Cosa offre “Betania” e la casa di Ugo? ospitalità, un posto a tavola, un luogo di sosta, una offerta di possibilità, un riconoscimento dell’altra/o, un diritto all’errore.
La Fedeltà alla parola data e all’amicizia. E’ l’impegno per ogni singola persona che ci sta a cuore, della quale ci prendiamo cura, pronti anche a scelte più radicali. E’ un processo quotidiano che fa fare scelte di piena normalità

La casa come parabola del Regno
Il sogno di Dio è fare casa con noi; venne ad abitare in mezzo a noi.
E un amico carissimo, Mino Cerezo, così ha scritto il giorno dopo la morte di Ugo
Amigo Angelo: Recibo consternado la noticia de la muerte de Hugo. Inmediatamente me han venido a la memoria los buenos y felices momentos pasados en su casa, a su lado, junto con Cristina y su hija Assunta. Y me ha sorprendido lo vivos que están esos recuerdos: la entrada a la casa, las escaleras, la sala, el comedor, la cocina, el gabinete filatélico de Hugo, los chicos -¿qué ha sido de ellos?- tu mismo sintiéndote uno más de la familia, amigo y un poco hijo, haciendo la pasta del almuerzo...y andando en su casa como en la tuya.
Estoy seguro que habrá encontrado abiertas de par en par las puertas de la Casa del Padre, quien abrío las suyas a todo el mundo, y que ya estará sentado en la mesa del Reino definitivo quien siempre gustó de sentar a la mesa a tantos amigos y amigas. Para mí ha sido un privilegio sentirme también y tan cordialmente acogido, como uno más, en la casa de Hugo y Cristina. No olvido la tierna pintura que les hice con tanto cariño para su aniversario.

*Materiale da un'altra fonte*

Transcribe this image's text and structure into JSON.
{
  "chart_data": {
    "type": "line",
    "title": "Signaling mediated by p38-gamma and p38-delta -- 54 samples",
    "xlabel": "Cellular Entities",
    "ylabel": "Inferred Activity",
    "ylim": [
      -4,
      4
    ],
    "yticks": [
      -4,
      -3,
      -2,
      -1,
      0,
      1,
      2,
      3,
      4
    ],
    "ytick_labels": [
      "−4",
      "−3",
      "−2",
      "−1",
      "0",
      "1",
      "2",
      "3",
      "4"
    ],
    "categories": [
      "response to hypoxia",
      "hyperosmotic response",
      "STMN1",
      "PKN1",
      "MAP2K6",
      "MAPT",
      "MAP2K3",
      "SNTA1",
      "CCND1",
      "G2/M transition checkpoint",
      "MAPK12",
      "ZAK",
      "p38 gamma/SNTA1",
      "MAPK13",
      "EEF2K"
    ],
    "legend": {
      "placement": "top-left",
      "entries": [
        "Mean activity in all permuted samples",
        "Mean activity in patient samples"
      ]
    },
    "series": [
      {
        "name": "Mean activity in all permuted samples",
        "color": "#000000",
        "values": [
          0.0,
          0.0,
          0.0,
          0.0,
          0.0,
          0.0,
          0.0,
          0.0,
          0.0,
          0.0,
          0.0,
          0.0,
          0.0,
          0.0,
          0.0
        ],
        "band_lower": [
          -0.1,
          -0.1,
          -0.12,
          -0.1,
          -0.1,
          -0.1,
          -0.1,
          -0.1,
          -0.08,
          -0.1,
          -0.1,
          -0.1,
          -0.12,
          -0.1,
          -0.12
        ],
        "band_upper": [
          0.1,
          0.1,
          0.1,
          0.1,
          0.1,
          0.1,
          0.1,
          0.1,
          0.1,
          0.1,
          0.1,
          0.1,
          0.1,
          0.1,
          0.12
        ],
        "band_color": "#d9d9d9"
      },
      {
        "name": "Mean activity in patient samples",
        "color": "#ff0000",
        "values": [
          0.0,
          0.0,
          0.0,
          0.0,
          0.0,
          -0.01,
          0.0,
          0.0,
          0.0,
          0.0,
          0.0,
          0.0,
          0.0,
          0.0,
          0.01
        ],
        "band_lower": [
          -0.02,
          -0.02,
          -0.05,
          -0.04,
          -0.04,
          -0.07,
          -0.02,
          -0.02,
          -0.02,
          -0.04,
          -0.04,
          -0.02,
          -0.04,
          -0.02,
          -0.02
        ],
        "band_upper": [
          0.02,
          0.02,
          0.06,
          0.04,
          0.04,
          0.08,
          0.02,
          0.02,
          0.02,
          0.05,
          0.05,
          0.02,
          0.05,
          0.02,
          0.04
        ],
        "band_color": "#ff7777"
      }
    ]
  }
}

Ho parlato dell’impegno a  custodire la memoria
“La vita di Ugo è stata una fonte perenne di vita per tanti. Grazie. Ci resta soltanto consegnarla nelle mani del Padre e al ricordo profondo di tutti quelli che lo hanno conosciuto”, così ci ha scritto il superiore generale dei missionari clarettiani. .Io ho voluto raccogliere il metodo di fare memoria con un breve racconto di Galeano.
“Sulle rive di un altro mare si ritira un altro vasaio
negli anni della vecchiaia.

Gli si velano gli occhi, gli tremano le mani, è arrivata la sua ora.
Allora si compie la cerimonia dell’iniziazione:
 il vasaio vecchio offre al vasaio giovane il suo pezzo migliore.
Così vuole la loro  tradizione:
 l’artista che se ne va consegna il suo capolavoro
all’artista che viene iniziato.

Il vasaio giovane non conserva quel vaso perfetto
per contemplarlo e ammirarlo,

ma lo butta per terra, lo rompe in mille pezzi,
raccoglie i pezzetti e li incorpora nella sua argilla.”

Eduardo Galeano, da Parole in cammino.

Abbiamo pensato che di fronte a Dio abbia usato le parole di Pedro Casaldaliga:
Alla fine del cammino mi diranno:
Hai vissuto, hai amato ?
Ed io senza dire niente
Aprirò il cuore pieno di nomi.


Le ceneri di Ugo sono state deposte una settimana dopo le esequie, lunedì 25 settembre,  nella tomba dove sono ospiti la figlia Mariassunta, i genitori di Ugo, la seconda a destra del cimitero di Chiuso.